Pros: Very freeing; highly unusual; childlike and playful
Cons: A couple of details could have been thought out better
Rating: 4 out of 5
Review book courtesy of Penguin Group..
*Sounds of disused muscles stretching* It’s been a while since I last reviewed a bunch of writing and creativity books, but when I heard about Keri Smith’s Wreck This Journal I couldn’t resist asking after a review copy. (I blame a friend of mine, who knows my weaknesses and occasionally emails me summaries of books.)
The subtitle of Wreck This Journal is, “to create is to destroy,” and the concept is simple: through a variety of exercises, the book encourages you to break free of rules and assumptions, to think seriously outside the box, and thus free up your creativity:
WARNING: During the process of this book you will get dirty. You may find yourself covered in paint, or any other number of foreign substances. You will get wet. You may be asked to do things you question. You may grieve for the perfect state that you found the book in. You may begin to see creative destruction everywhere. You may begin to live more recklessly.
All of the above is true. It isn’t an exaggeration. Open to any page, and begin.
All right, maybe not any page, at least not at first. You might as well fill in the “this page belongs to” page first, where you write your name in a number of ways, then include return information, and find that the last instruction on the page is to:
If found, flip to a page randomly, follow the instructions, then return.
Already you can see the difference between this and other journals. Other people—strangers—contribute to your creative journal? Talk about outside your comfort zone!
The included instructions are simple:
1. Carry this with you wherever you go.
2. Follow the instructions on every page.
3. Order is not important.
4. Instructions are open to interpretation.
5. Experiment. (Work against your better judgment.)
Want to know just how far outside your comfort zone you’re likely to go? You’ll be instructed to burn pages. Rip pages out and throw them away. Spit coffee on them. Scribble on them. Rip them up. Turn them into paper airplanes. Compost them. Draw ugly things on them. Document a boring event. Deface a photo.
Many of these exercises sound silly and pointless, but they aren’t. Many writers and book-lovers find themselves highly reluctant to break the rules they’re used to following—how many book-lovers do you know, after all, who refuse to so much as dog-ear a page?

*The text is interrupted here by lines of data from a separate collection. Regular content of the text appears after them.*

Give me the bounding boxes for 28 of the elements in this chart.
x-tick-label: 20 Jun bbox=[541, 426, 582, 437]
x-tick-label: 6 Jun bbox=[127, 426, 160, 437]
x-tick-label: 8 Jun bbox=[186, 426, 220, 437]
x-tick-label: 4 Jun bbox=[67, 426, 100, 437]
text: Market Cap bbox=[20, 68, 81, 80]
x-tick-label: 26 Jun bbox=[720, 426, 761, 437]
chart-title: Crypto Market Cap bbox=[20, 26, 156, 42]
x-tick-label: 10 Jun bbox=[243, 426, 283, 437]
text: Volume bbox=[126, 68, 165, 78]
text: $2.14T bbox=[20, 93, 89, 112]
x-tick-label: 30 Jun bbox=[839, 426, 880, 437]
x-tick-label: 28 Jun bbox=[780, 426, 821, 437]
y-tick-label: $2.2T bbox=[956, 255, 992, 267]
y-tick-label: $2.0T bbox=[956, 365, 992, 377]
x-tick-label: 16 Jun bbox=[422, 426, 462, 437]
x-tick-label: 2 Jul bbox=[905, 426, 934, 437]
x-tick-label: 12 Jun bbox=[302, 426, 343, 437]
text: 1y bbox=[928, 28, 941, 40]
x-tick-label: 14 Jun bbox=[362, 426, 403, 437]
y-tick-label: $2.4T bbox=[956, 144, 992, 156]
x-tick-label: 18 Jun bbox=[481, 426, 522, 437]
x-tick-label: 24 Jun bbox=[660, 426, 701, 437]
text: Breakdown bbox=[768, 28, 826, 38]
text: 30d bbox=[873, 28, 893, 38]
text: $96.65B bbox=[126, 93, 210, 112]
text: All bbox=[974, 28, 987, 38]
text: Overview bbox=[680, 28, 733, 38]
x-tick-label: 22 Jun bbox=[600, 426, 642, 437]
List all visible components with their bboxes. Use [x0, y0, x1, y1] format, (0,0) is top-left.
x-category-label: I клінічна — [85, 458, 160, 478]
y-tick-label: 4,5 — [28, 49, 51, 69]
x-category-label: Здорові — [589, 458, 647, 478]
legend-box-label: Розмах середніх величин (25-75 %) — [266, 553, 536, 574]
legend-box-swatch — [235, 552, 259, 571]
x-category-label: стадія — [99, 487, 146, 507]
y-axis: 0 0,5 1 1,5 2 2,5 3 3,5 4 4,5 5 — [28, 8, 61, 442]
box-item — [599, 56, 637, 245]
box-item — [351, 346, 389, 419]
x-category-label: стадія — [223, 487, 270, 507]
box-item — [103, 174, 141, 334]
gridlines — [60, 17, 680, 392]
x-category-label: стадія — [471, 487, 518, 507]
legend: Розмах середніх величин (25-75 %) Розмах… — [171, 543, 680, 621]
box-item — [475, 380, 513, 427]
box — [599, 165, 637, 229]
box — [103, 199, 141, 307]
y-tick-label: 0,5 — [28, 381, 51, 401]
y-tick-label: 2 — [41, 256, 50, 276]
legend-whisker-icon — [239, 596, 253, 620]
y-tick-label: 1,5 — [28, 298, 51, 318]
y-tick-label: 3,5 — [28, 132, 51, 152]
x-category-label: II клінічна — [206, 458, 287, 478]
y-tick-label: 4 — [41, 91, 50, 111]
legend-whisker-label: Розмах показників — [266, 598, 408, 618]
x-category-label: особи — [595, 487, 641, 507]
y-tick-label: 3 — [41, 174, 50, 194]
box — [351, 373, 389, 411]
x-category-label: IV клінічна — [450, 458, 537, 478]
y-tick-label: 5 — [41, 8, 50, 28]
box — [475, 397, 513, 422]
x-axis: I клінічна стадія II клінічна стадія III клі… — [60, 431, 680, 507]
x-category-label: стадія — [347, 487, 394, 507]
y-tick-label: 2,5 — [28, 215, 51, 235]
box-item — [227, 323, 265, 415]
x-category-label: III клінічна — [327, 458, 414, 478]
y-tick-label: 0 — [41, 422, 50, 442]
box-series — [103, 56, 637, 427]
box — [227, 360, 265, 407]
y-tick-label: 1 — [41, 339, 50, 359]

Wreck This Journal forces you to work through the blocks, fears, and even grief caused by rule-breaking. It helps you to think in new ways, do things you fear to do. It might sound over-wrought, but when you stare at the page that instructs you to rip it out and lose it, and you get that knot in your stomach at the thought of defacing a book, you’ll understand what it can do for you.
It’s hard to be truly creative, after all, if you continually color inside the lines and do only what you’re supposed to. Writing “rules” are there for a reason, after all, but that reason isn’t to stop you from doing new things, just to make sure you know why you’re doing them and do them for a good reason—something that all too many people forget. A book like Wreck This Journal can be a lovely way to drag yourself out of a rut if this has happened to you.
My only reservation is that there are a couple of things that could have been thought out a little better. For instance, one exercise has you tie the book to a string and take it for a “walk”, dragging it along the ground. Another has you lick a page. Do these in that order, and you’re just asking to get sick from whatever the book has picked up from the ground.
So use a little common sense, but otherwise, go crazy! Set your creativity free.